During their visit to Buckingham Palace, US president Donald Trump and his wife Melania exchanged carefully chosen gifts with the Queen of England and her husband, Prince Philip.
The Trumps gave the Queen a $650 Tiffany’s red poppy brooch in silk and silver, the symbol of remembrance for World War I’s dead. Prince Philip was gifted a “personalized” Air Force One bomber jacket and the autobiography of the US military commander who led the first bombing of Japan after Pearl Harbor.
The Queen and her husband’s gift to the president was an abridged first edition of The Second World War by prime minister Winston S. Churchill. The six-volume history of the war won Churchill the Nobel Prize in Literature in 1953 for its “for his mastery of historical and biographical description as well as for brilliant oratory in defending exalted human values.”
Crafted from Churchill’s own notes, official correspondence, and personal remembrances, with the help of editors from Life magazine, the set has been described as an “invaluable” record of the war. Neither Soviet leader Joseph Stalin nor US president Franklin D. Roosevelt wrote a similar history, and it was serialized in the New York Times.

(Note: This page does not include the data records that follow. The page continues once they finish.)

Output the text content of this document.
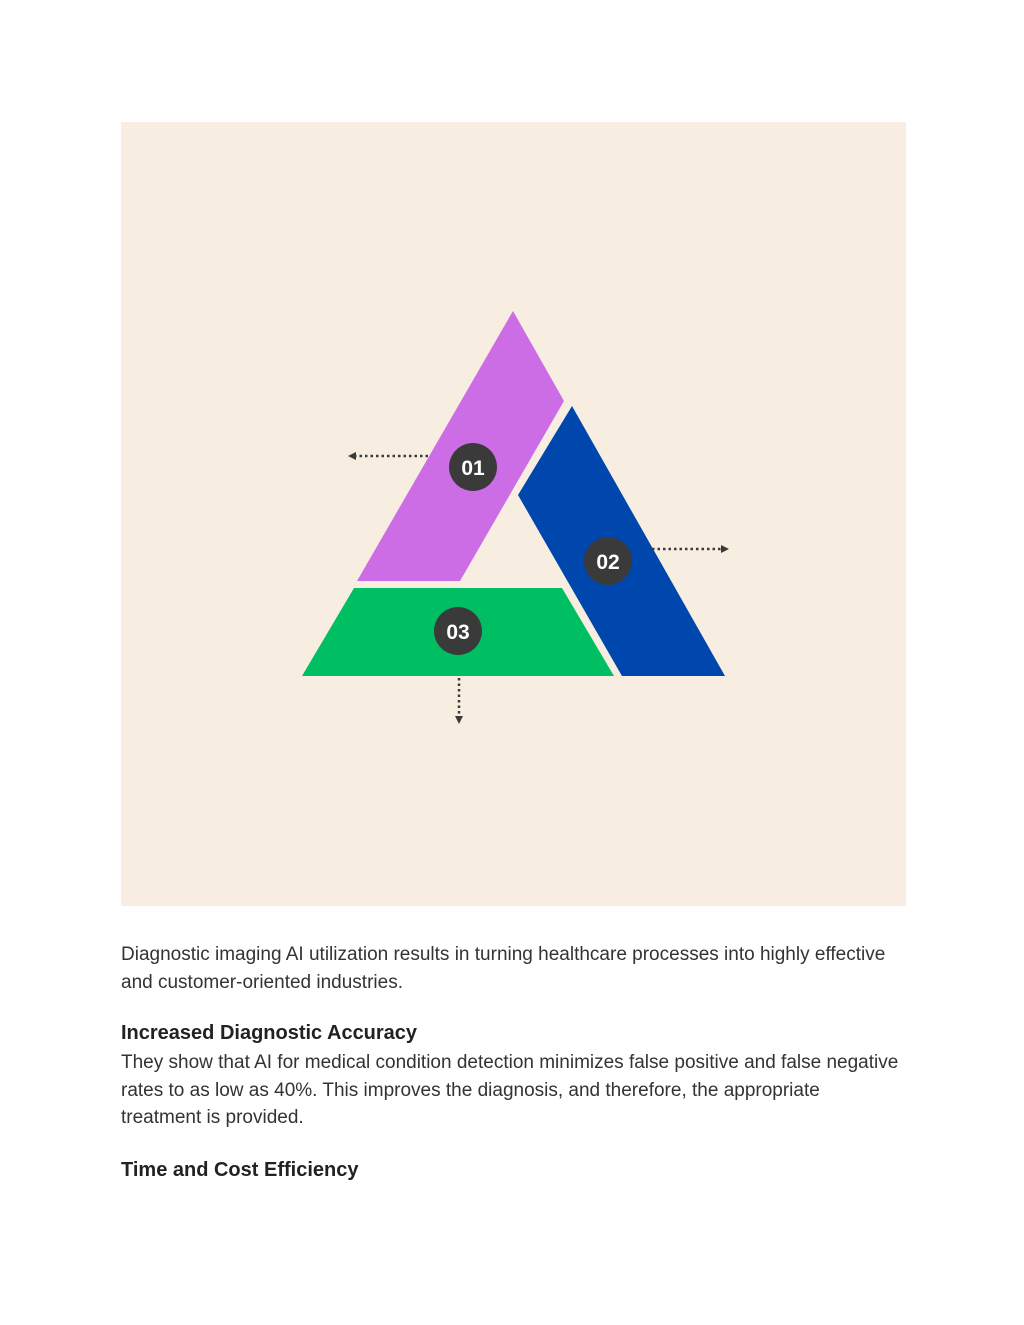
01
02
03
Diagnostic imaging AI utilization results in turning healthcare processes into highly effective and customer-oriented industries.
Increased Diagnostic Accuracy
They show that AI for medical condition detection minimizes false positive and false negative rates to as low as 40%. This improves the diagnosis, and therefore, the appropriate treatment is provided.
Time and Cost Efficiency
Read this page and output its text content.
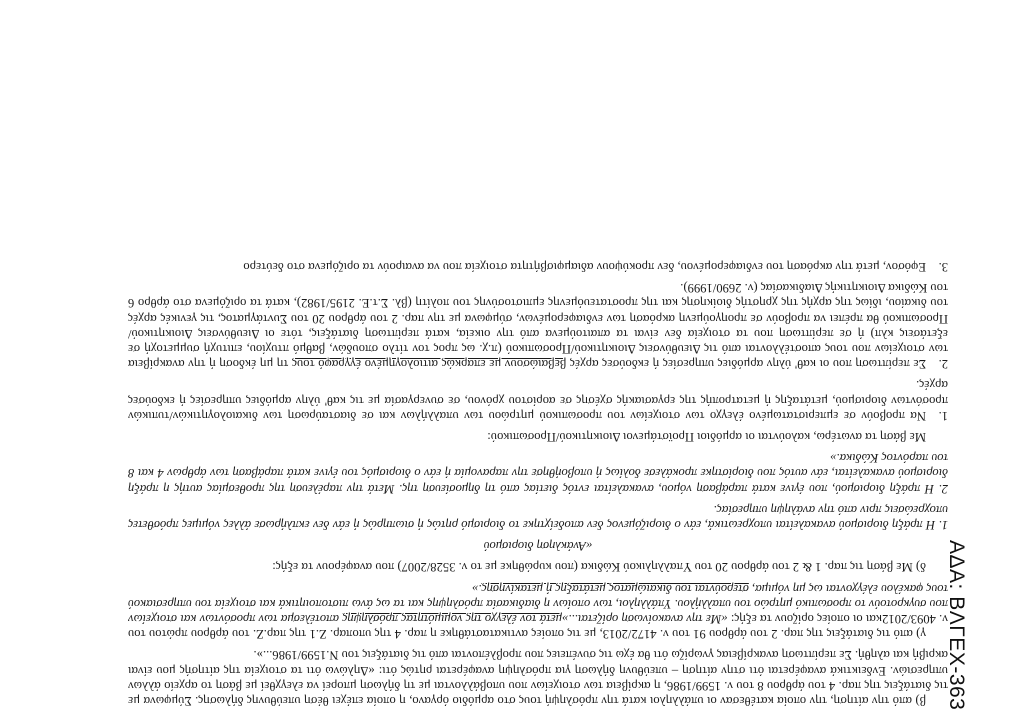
ΑΔΑ: ΒΛΓΕΧ-363

β) από την αίτηση, την οποία κατέθεσαν οι υπάλληλοι κατά την πρόσληψή τους στο αρμόδιο όργανο, η οποία επέχει θέση υπεύθυνης δήλωσης. Σύμφωνα με τις διατάξεις της παρ. 4 του άρθρου 8 του ν. 1599/1986, η ακρίβεια των στοιχείων που υποβάλλονται με τη δήλωση μπορεί να ελεγχθεί με βάση το αρχείο άλλων υπηρεσιών. Ενδεικτικά αναφέρεται ότι στην αίτηση – υπεύθυνη δήλωση για πρόσληψη αναφέρεται ρητώς ότι: «Δηλώνω ότι τα στοιχεία της αίτησής μου είναι ακριβή και αληθή. Σε περίπτωση ανακρίβειας γνωρίζω ότι θα έχω τις συνέπειες που προβλέπονται από τις διατάξεις του Ν.1599/1986...».

γ) από τις διατάξεις της παρ. 2 του άρθρου 91 του ν. 4172/2013, με τις οποίες αντικαταστάθηκε η παρ. 4 της υποπαρ. Ζ.1 της παρ.Ζ. του άρθρου πρώτου του ν. 4093/2012και οι οποίες ορίζουν τα εξής: «Με την ανακοίνωση ορίζεται...»μετά τον έλεγχο της νομιμότητας πρόσληψης αποτέλεσμα των προσόντων και στοιχείων που συγκροτούν το προσωπικό μητρώο του υπαλλήλου. Υπάλληλοι, των οποίων η διαδικασία πρόσληψης και τα ως άνω πιστοποιητικά και στοιχεία του υπηρεσιακού τους φακέλου ελέγχονται ως μη νόμιμα, στερούνται του δικαιώματος μετάταξης ή μετακίνησης.»

δ) Με βάση τις παρ. 1 & 2 του άρθρου 20 του Υπαλληλικού Κώδικα (που κυρώθηκε με το ν. 3528/2007) που αναφέρουν τα εξής:

«Ανάκληση διορισμού

1. Η πράξη διορισμού ανακαλείται υποχρεωτικά, εάν ο διοριζόμενος δεν αποδείχτηκε το διορισμό ρητώς ή σιωπηρώς ή εάν δεν εκπλήρωσε άλλες νόμιμες πρόσθετες υποχρεώσεις πριν από την ανάληψη υπηρεσίας.

2. Η πράξη διορισμού, που έγινε κατά παράβαση νόμου, ανακαλείται εντός διετίας από τη δημοσίευση της. Μετά την παρέλευση της προθεσμίας αυτής η πράξη διορισμού ανακαλείται, εάν αυτός που διορίστηκε προκάλεσε δολίως ή υποβοήθησε την παρανομία ή εάν ο διορισμός του έγινε κατά παράβαση των άρθρων 4 και 8 του παρόντος Κώδικα.»

Με βάση τα ανωτέρω, καλούνται οι αρμόδιοι Προϊστάμενοι Διοικητικού/Προσωπικού:

1.Να προβούν σε εμπεριστατωμένο έλεγχο των στοιχείων του προσωπικού μητρώου των υπαλλήλων και σε διασταύρωση των δικαιολογητικών/τυπικών προσόντων διορισμού, μετάταξης ή μετατροπής της εργασιακής σχέσης σε αορίστου χρόνου, σε συνεργασία με τις καθ' ύλην αρμόδιες υπηρεσίες ή εκδούσες αρχές.

2.Σε περίπτωση που οι καθ' ύλην αρμόδιες υπηρεσίες ή εκδούσες αρχές βεβαιώσουν με επαρκώς αιτιολογημένο έγγραφό τους τη μη έκδοση ή την ανακρίβεια των στοιχείων που τους αποστέλλονται από τις Διευθύνσεις Διοικητικού/Προσωπικού (π.χ. ως προς τον τίτλο σπουδών, βαθμό πτυχίου, επιτυχή συμμετοχή σε εξετάσεις κλπ) ή σε περίπτωση που τα στοιχεία δεν είναι τα απαιτούμενα από την οικεία, κατά περίπτωση διατάξεις, τότε οι Διευθύνσεις Διοικητικού/Προσωπικού θα πρέπει να προβούν σε προηγούμενη ακρόαση των ενδιαφερομένων, σύμφωνα με την παρ. 2 του άρθρου 20 του Συντάγματος, τις γενικές αρχές του δικαίου, ιδίως της αρχής της χρηστής διοίκησης και της προστατευόμενης εμπιστοσύνης του πολίτη (βλ. Σ.τ.Ε. 2195/1982), κατά τα οριζόμενα στο άρθρο 6 του Κώδικα Διοικητικής Διαδικασίας (ν. 2690/1999).

3.Εφόσον, μετά την ακρόαση του ενδιαφερομένου, δεν προκύψουν αδιαμφισβήτητα στοιχεία που να αναιρούν τα οριζόμενα στο δεύτερο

It details Churchill’s struggles to get the US involved in the war, the sometimes uneasy alliance between the three Allied powers, and the eventual defeat of their enemies. It is difficult not to read historical arguments against the alliance-threatening, nationalist, imperialist policies Trump has pursued.
Writing about the success of D-Day, for example, Churchill glowingly portrays the strength that comes from the partnership between the Allied Armies:
Complete unity prevails throughout the Allied Armies. There is a brotherhood in arms between us and our friends of the United States. There is complete confidence in the Supreme Commander General Eisenhower…the ardour and spirit of the troops, as I saw myself embarking in these last few days, was splendid to witness.
And writing about Italian dictator Benito Mussolini, Churchill underlines the eventual dangers of ignoring democratic processes and seizing absolute control of your own government:
Mussolini now had to bear the brunt of the military disasters into which he had, after so many years of rule, led his country. He has exercised almost absolute control and could not cast the burden on the monarchy, Parliamentary Institutions, the Fascist Party, or the General Staff. All fell on him. Now that the feeling that the war was lost spread through well-informed circles in Italy the blame fell upon the man who had so imperiously thrust the nation on the wrong and losing side…The lonely dictator sat at the summit of power, while military defeat and Italian slaughter in Russia, Tunis, and Sicily, were the evident prelude to direct invasion.
Trump was also gifted a pen set. His wife was gifted a “specially commissioned silver box with a handcrafted enamel lid” in the pattern of the Music Room in Buckingham Palace.